Mit einer Warmwasser-Wärmepumpe kann der Energieverbrauch in den eigenen vier Wänden deutlich reduziert werden.

Gerade Heizung und die Warmwassererzeugung sorgen dafür, dass der Energieverbrauch rasant ansteigt. Durch eine gute Wärmedämmung ist der Hauseigentümer in der Lage, den Verbrauch an Energie wesentlich zu senken. In jedem Fall wird warmes Wasser benötigt. In jedem Fall ist es interessant, über eine alternative Energiequelle bzw. Energiegewinnung nachzudenken, bei dieser Überlegung stoßen viele auf Warmwasser-Wärmepumpen.
Lüftung, Heizung, Klima
Der Vorteil bei einer Warmwasserpumpe besteht darin, dass sie zum größten Teil aus Umweltenergie, effizient und komfortabel, Energie gewinnt. Drei Viertel der Energie wird bei der Warmwasser-Wärmepumpen aus der Luft entnommen, ein Viertel muss hingegen durch Strom zugeführt werden. Die Warmwasser-Wärmepumpe ist nicht nur umweltfreundlich, sondern auch kostengünstig.

Noch effizienter kann die Energiegewinnung dann erfolgen, wenn eine Kombination mit Solarenergie herangezogen wird. Dadurch kann der benötigte Strom direkt von der Sonne „abgezapft“ werden und der herkömmliche Betriebsstrom ist nicht mehr notwendig. Der produzierte Strom kann direkt für die Wärmepumpe verwendet werden und Überschüsse können direkt in das öffentliche Stromnetz eingespeist werden, wodurch sich noch einmal finanzielle Vorteile ergeben. Ein Zusammenspiel von Sonnenenergie und Wärmepumpe ist jedoch nur dann möglich, wenn ein Energiemanager das Zusammenspiel von Sonnenenergie und Wärmepumpe koordiniert und steuert. Der Energiemanager sorgt dafür, dass die Wärmepumpe auf Vorrat warmes Wasser speichert und im Pufferspeicher genügend warmes Wasser gespeichert wird. Sowohl bei sonnenarmen Stunden, als auch nachts, kann die Energie dann freigesetzt werden.

Kellerluft als „Motor“ für die Warmwasser-Wärmepumpe

Gerade im Winter beziehen Warmwasser-Wärmepumpen häufig Luft aus dem Keller als Quelle für den Antrieb. Vor allem durch das umgebene Erdreich werden die Kellerräume im Winter leicht erwärmt. Vor allem das durch die Sonneneinstrahlung direkt versicherte Regenwasser trägt dazu bei, dass der Keller warmgehalten wird. Vor allem durch Elektrogeräte wie Trockner, Heizkessel etc. wird Wärme abgegeben, die mit einer Warmwasser-Wärmepumpe effizient verwendet werden kann. Eine Warmwasser-Wärmepumpe kann am besten im Keller angeschlossen werden.

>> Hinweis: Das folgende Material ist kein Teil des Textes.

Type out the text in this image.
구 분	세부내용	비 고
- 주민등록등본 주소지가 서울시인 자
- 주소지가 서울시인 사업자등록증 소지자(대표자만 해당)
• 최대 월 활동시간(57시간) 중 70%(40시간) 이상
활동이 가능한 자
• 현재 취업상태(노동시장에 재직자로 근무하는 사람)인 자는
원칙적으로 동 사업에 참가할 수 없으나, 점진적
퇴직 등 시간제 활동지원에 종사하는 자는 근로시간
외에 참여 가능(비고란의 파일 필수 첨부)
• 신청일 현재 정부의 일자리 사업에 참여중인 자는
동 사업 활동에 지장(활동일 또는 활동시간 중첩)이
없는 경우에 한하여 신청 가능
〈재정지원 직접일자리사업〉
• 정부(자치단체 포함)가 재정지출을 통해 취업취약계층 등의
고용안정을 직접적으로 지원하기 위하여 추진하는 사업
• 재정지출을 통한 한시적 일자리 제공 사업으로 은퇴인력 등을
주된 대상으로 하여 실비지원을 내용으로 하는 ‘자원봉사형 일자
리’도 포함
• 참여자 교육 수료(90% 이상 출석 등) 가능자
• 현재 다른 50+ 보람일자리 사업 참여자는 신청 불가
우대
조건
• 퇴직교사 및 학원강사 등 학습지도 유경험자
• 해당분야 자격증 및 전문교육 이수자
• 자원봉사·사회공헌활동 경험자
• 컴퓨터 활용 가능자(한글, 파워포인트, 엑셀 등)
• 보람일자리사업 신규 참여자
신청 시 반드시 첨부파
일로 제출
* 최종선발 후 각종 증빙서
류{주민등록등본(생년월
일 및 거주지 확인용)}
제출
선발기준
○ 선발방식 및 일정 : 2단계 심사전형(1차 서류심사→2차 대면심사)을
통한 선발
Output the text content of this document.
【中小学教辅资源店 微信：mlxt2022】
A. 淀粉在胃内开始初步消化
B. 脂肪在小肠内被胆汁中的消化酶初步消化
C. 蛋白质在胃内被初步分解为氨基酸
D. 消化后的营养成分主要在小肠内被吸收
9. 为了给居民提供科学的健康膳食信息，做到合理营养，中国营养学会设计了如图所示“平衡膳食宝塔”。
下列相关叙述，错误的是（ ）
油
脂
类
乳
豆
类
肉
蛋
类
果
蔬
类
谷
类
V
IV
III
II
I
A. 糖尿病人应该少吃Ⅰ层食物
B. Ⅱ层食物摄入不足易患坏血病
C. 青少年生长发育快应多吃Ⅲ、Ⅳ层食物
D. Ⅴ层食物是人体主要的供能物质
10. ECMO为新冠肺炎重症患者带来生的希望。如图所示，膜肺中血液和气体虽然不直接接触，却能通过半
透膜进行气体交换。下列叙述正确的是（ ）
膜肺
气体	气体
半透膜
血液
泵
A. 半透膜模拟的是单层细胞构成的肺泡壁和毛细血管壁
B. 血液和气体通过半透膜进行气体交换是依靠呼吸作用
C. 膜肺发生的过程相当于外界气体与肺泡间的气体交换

Die Warmwasser-Wärmepumpe kann ganz einfach zwischen Wasserleitung und dem Heizkessel eingebunden werden. Durch die geringe Zugabe von elektrischer Energie ist diese dann in der Lage, die vorhandene Energie aus dem Wasser herauszuholen. Gerade im Sommer ergibt sich ein enormer Vorteil durch die Warmwasser-Wärmepumpen: In der Regel kann die Heizung abgeschaltet werden, auch der Standby-Betrieb ist nicht, wie oftmals angenommen, notwendig, damit eine Warmwasserversorgung erhalten bleibt.

Beim Kauf einer Warmwasser-Wärmepumpe ist auf unterschiedliche Faktoren zu achten.

Von besonderer Bedeutung ist der Wirkungsgrad, der Wirkungsgrad beschreibt die Menge an Energie, die eingesetzt werden muss im Verhältnis zu der Menge an Energie, die aus der Energiegewinnung resultiert. Eine moderne Warmwasser-Wärmepumpe sollte einen möglichst hohen Wirkungsgrad haben, also möglichst viel Energie aus einer geringen Menge an Energie herausholen können.

Neben dem Wirkungsgrad ist selbstverständlich auch der allgemeine Stromverbrauch der Warmwasser-Wärmepumpe zu berücksichtigen. Gerade wer die Warmwasser-Wärmepumpe in Verbindung mit Sonnenenergie verwenden will, sollte auf die Kompatibilität der Systeme achten.